John Rafferty, President and CEO of the Canadian National Institute For The Blind (CNIB) praised eSight, saying “The effect this technology can have on the lives of people with vision loss is remarkable. It’s an exciting device that can enable some people to recapture activities they haven’t experienced in decades, like watching their kids play soccer or reading the Sunday morning newspaper.”
The World Health Organization estimates there are 253 million people in the world who live with visual impairment, of which 36 million are blind. In the US, as many as 10 million people live with visual impairment, and 1.3 million of them are legally blind. That’s a lot of people who stand to benefit from eSight’s glasses. Wearable technology like this offers wearers the opportunity to more easily participate in school, work, sports, hobbies, travel, and everything in between.

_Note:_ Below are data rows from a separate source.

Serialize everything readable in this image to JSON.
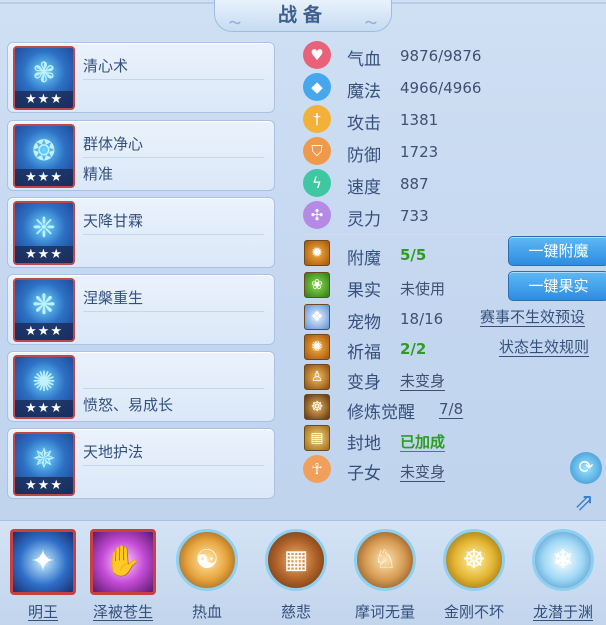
{
  "title": "战备",
  "skills": [
    {
      "name": "清心术",
      "sub": "",
      "stars": "★★★",
      "icon": "swirl-skill-icon"
    },
    {
      "name": "群体净心",
      "sub": "精准",
      "stars": "★★★",
      "icon": "crystal-bird-skill-icon"
    },
    {
      "name": "天降甘霖",
      "sub": "",
      "stars": "★★★",
      "icon": "rain-skill-icon"
    },
    {
      "name": "涅槃重生",
      "sub": "",
      "stars": "★★★",
      "icon": "phoenix-skill-icon"
    },
    {
      "name": "",
      "sub": "愤怒、易成长",
      "stars": "★★★",
      "icon": "shield-skill-icon"
    },
    {
      "name": "天地护法",
      "sub": "",
      "stars": "★★★",
      "icon": "guardian-skill-icon"
    }
  ],
  "stats": [
    {
      "label": "气血",
      "value": "9876/9876",
      "icon": "heart-icon",
      "color": "#e9627a"
    },
    {
      "label": "魔法",
      "value": "4966/4966",
      "icon": "mana-icon",
      "color": "#46a6ee"
    },
    {
      "label": "攻击",
      "value": "1381",
      "icon": "sword-icon",
      "color": "#f2b23a"
    },
    {
      "label": "防御",
      "value": "1723",
      "icon": "shield-icon",
      "color": "#ef9a4a"
    },
    {
      "label": "速度",
      "value": "887",
      "icon": "lightning-icon",
      "color": "#3ec7a0"
    },
    {
      "label": "灵力",
      "value": "733",
      "icon": "spirit-icon",
      "color": "#b58ae6"
    }
  ],
  "extras": [
    {
      "label": "附魔",
      "value": "5/5",
      "icon": "enchant-icon",
      "style": "green"
    },
    {
      "label": "果实",
      "value": "未使用",
      "icon": "fruit-icon",
      "style": "plain"
    },
    {
      "label": "宠物",
      "value": "18/16",
      "icon": "pet-icon",
      "style": "plain"
    },
    {
      "label": "祈福",
      "value": "2/2",
      "icon": "prayer-icon",
      "style": "green"
    },
    {
      "label": "变身",
      "value": "未变身",
      "icon": "transform-icon",
      "style": "underline"
    },
    {
      "label": "修炼觉醒",
      "value": "7/8",
      "icon": "cultivation-icon",
      "style": "underline"
    },
    {
      "label": "封地",
      "value": "已加成",
      "icon": "fief-icon",
      "style": "green-underline"
    },
    {
      "label": "子女",
      "value": "未变身",
      "icon": "child-icon",
      "style": "underline"
    }
  ],
  "buttons": {
    "enchant": "一键附魔",
    "fruit": "一键果实"
  },
  "links": {
    "event_preset": "赛事不生效预设",
    "status_rules": "状态生效规则"
  },
  "bottom": [
    {
      "label": "明王",
      "icon": "radiant-king-icon",
      "kind": "square",
      "underline": true
    },
    {
      "label": "泽被苍生",
      "icon": "blessing-hand-icon",
      "kind": "square",
      "underline": true
    },
    {
      "label": "热血",
      "icon": "monk-icon",
      "kind": "orb",
      "underline": false
    },
    {
      "label": "慈悲",
      "icon": "scroll-icon",
      "kind": "orb",
      "underline": false
    },
    {
      "label": "摩诃无量",
      "icon": "warrior-icon",
      "kind": "orb",
      "underline": false
    },
    {
      "label": "金刚不坏",
      "icon": "golden-buddha-icon",
      "kind": "orb",
      "underline": false
    },
    {
      "label": "龙潜于渊",
      "icon": "dragon-spirit-icon",
      "kind": "orb",
      "underline": true
    }
  ]
}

Ultimately, these glasses are promising more independence and richer experiences.
Right now, the glasses cost almost $10,000. That’s already down from the original price of $15,000, and the cost is expected to become even more affordable as wearable technology becomes more mainstream. In the meantime, eSight vision advocates help users trying to source funding from the public and private sectors. The company also collects donations to subsidise the invaluable electronic glasses for the users who need them most. So far, eSight has raised over 3 million dollars and outfitted over 300 ecstatic new wearers.